Here’s what we need to recognize when we’re considering the security of our smartphones and our information:
Protect your phone like your computer
We have to truly come to terms with the fact that our smartphones are effectively pocket computers that also happen to make phone calls. The smartphones of today have the processing power of the desktop computers of yesterday and more. A few brave souls are foregoing computers altogether in favor of a smartphone and a generous data plan.

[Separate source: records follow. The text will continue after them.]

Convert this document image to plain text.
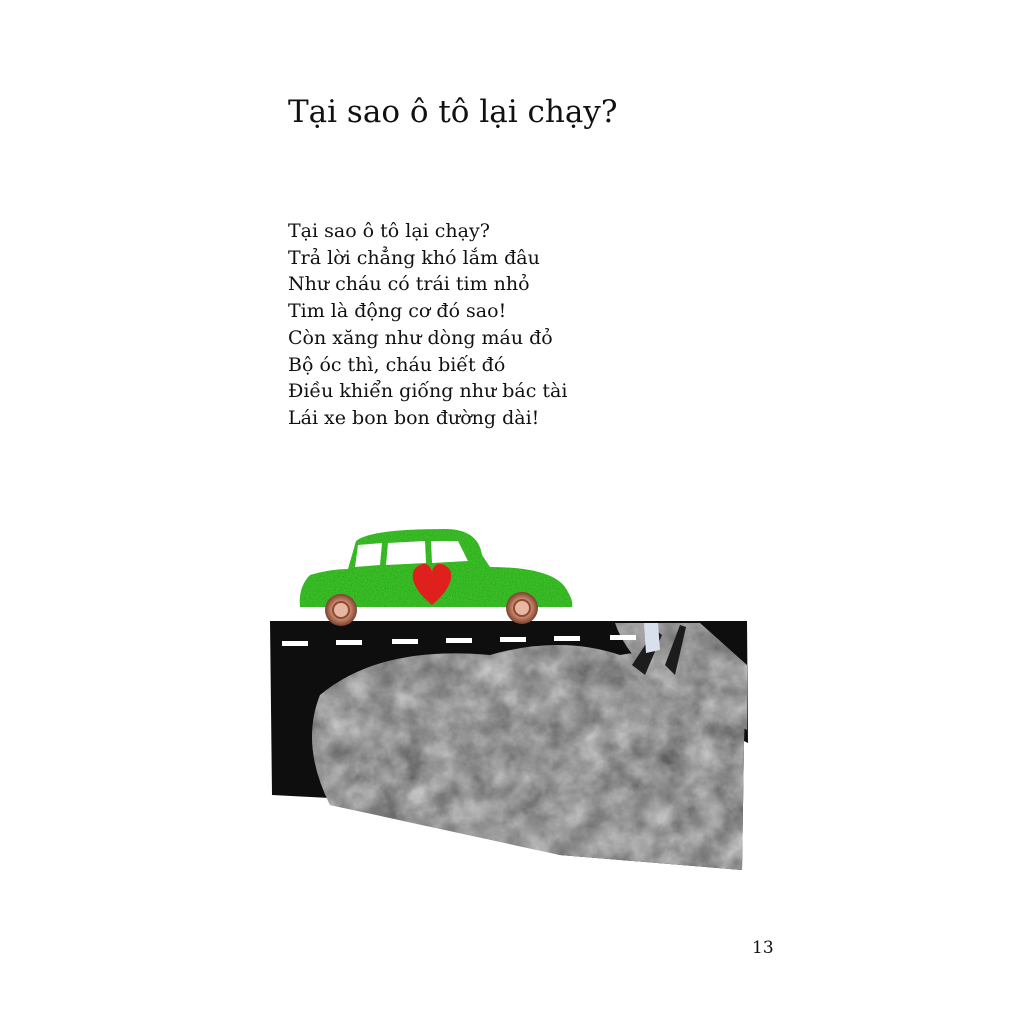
Tại sao ô tô lại chạy?
Tại sao ô tô lại chạy?
Trả lời chẳng khó lắm đâu
Như cháu có trái tim nhỏ
Tim là động cơ đó sao!
Còn xăng như dòng máu đỏ
Bộ óc thì, cháu biết đó
Điều khiển giống như bác tài
Lái xe bon bon đường dài!
13
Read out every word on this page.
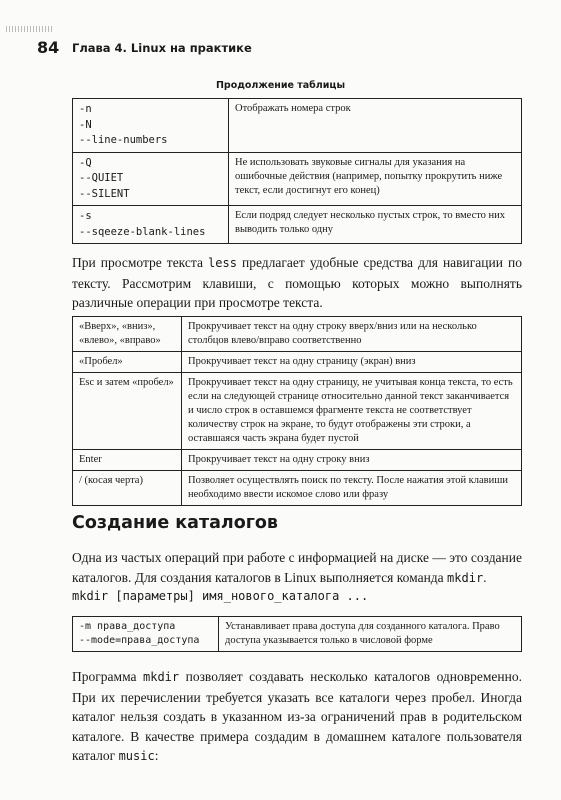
84 Глава 4. Linux на практике
Продолжение таблицы
-n
-N
--line-numbers	Отображать номера строк

-Q
--QUIET
--SILENT	Не использовать звуковые сигналы для указания на ошибочные действия (например, попытку прокрутить ниже текст, если достигнут его конец)

-s
--sqeeze-blank-lines	Если подряд следует несколько пустых строк, то вместо них выводить только одну
При просмотре текста less предлагает удобные средства для навигации по тексту. Рассмотрим клавиши, с помощью которых можно выполнять различные операции при просмотре текста.
«Вверх», «вниз», «влево», «вправо»	Прокручивает текст на одну строку вверх/вниз или на несколько столбцов влево/вправо соответственно
«Пробел»	Прокручивает текст на одну страницу (экран) вниз
Esc и затем «пробел»	Прокручивает текст на одну страницу, не учитывая конца текста, то есть если на следующей странице относительно данной текст заканчивается и число строк в оставшемся фрагменте текста не соответствует количеству строк на экране, то будут отображены эти строки, а оставшаяся часть экрана будет пустой
Enter	Прокручивает текст на одну строку вниз
/ (косая черта)	Позволяет осуществлять поиск по тексту. После нажатия этой клавиши необходимо ввести искомое слово или фразу
Создание каталогов
Одна из частых операций при работе с информацией на диске — это создание каталогов. Для создания каталогов в Linux выполняется команда mkdir.
mkdir [параметры] имя_нового_каталога ...
-m права_доступа
--mode=права_доступа
	Устанавливает права доступа для созданного каталога. Право доступа указывается только в числовой форме
Программа mkdir позволяет создавать несколько каталогов одновременно. При их перечислении требуется указать все каталоги через пробел. Иногда каталог нельзя создать в указанном из-за ограничений прав в родительском каталоге. В качестве примера создадим в домашнем каталоге пользователя каталог music:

While you shouldn’t expect to be using only your smartphone as your computer just yet, you do need to consider how you use it. Think about how much data you keep on your smartphone and what type of accounts you have. Do you use banking apps on it? Do you send sensitive emails or communication? This info is what cybercriminals are after and malware is how they’re getting it.

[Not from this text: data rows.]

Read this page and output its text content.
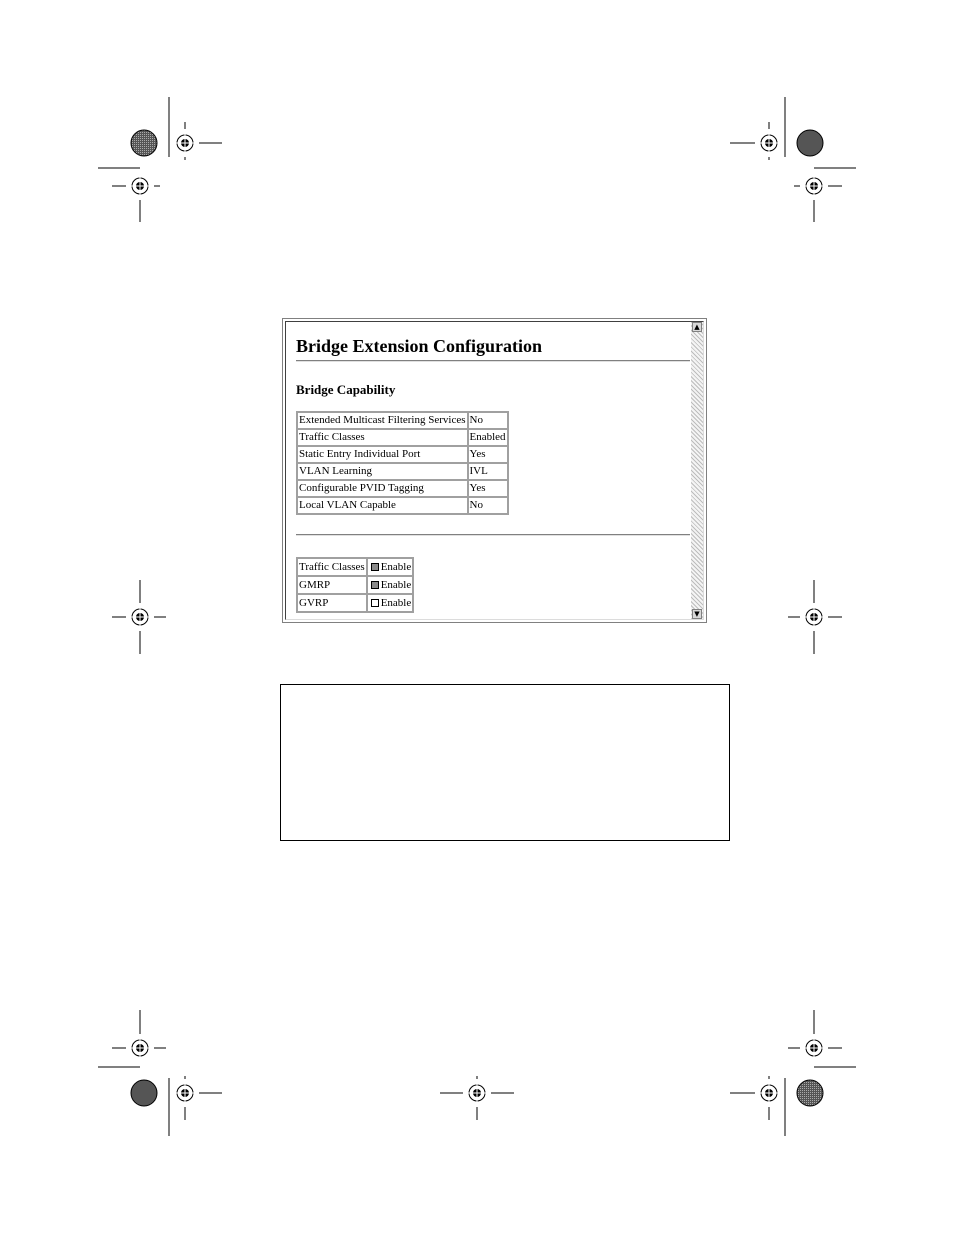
Bridge Extension Configuration
Bridge Capability
Extended Multicast Filtering Services	No
Traffic Classes	Enabled
Static Entry Individual Port	Yes
VLAN Learning	IVL
Configurable PVID Tagging	Yes
Local VLAN Capable	No
Traffic Classes	Enable
GMRP	Enable
GVRP	Enable
▲
▼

Malware for smartphones is real
Most people are familiar with malware, and most online security suites worth their salt handle it without any concern on the part of the user. Yet within the past few years, there’s been a rapid increase in malware specifically targeted toward smartphones and browsers installed on them. Hackers saw an opportunity in the lack of smartphone security, and now they are capitalizing.

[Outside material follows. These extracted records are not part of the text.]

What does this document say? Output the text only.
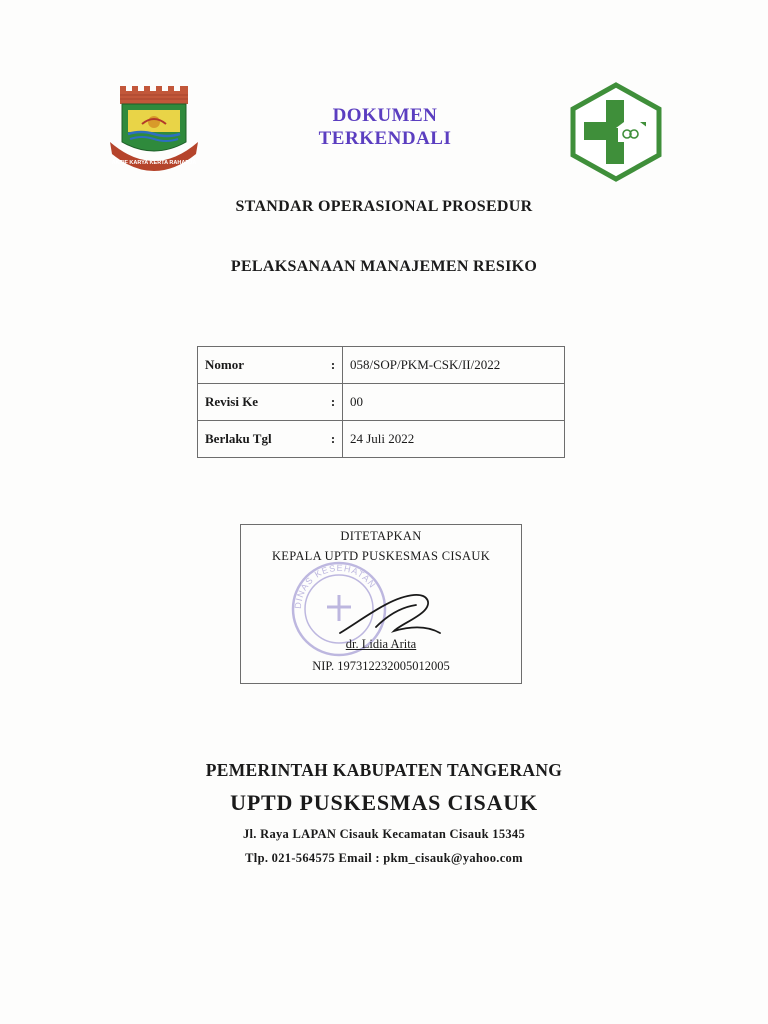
AKTIF KARYA KERTA RAHARJA
DOKUMEN
TERKENDALI
STANDAR OPERASIONAL PROSEDUR
PELAKSANAAN MANAJEMEN RESIKO
Nomor	:	058/SOP/PKM-CSK/II/2022
Revisi Ke	:	00
Berlaku Tgl	:	24 Juli 2022
DINAS KESEHATAN
DITETAPKAN
KEPALA UPTD PUSKESMAS CISAUK
dr. Lidia Arita
NIP. 197312232005012005
PEMERINTAH KABUPATEN TANGERANG
UPTD PUSKESMAS CISAUK
Jl. Raya LAPAN Cisauk Kecamatan Cisauk 15345
Tlp. 021-564575 Email : pkm_cisauk@yahoo.com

Malware can and will do everything from stealing information under the radar and sending it to the app creator to actually hold your phone for ransom and threaten to wipe it unless a payment is sent. Even Apple products are now vulnerable to ransomware, and malware development is only increasing in scale as the potential profits increase. It is the most widespread and easy method for hackers to attack your smartphone, and it only stands to grow worse.
We frequently find promises of free apps, game downloads or unbelievable deals on costly apps across the web. While most of these counterfeits (or malware in disguise) are easy to detect, we start to see a trend toward more sophisticated scams.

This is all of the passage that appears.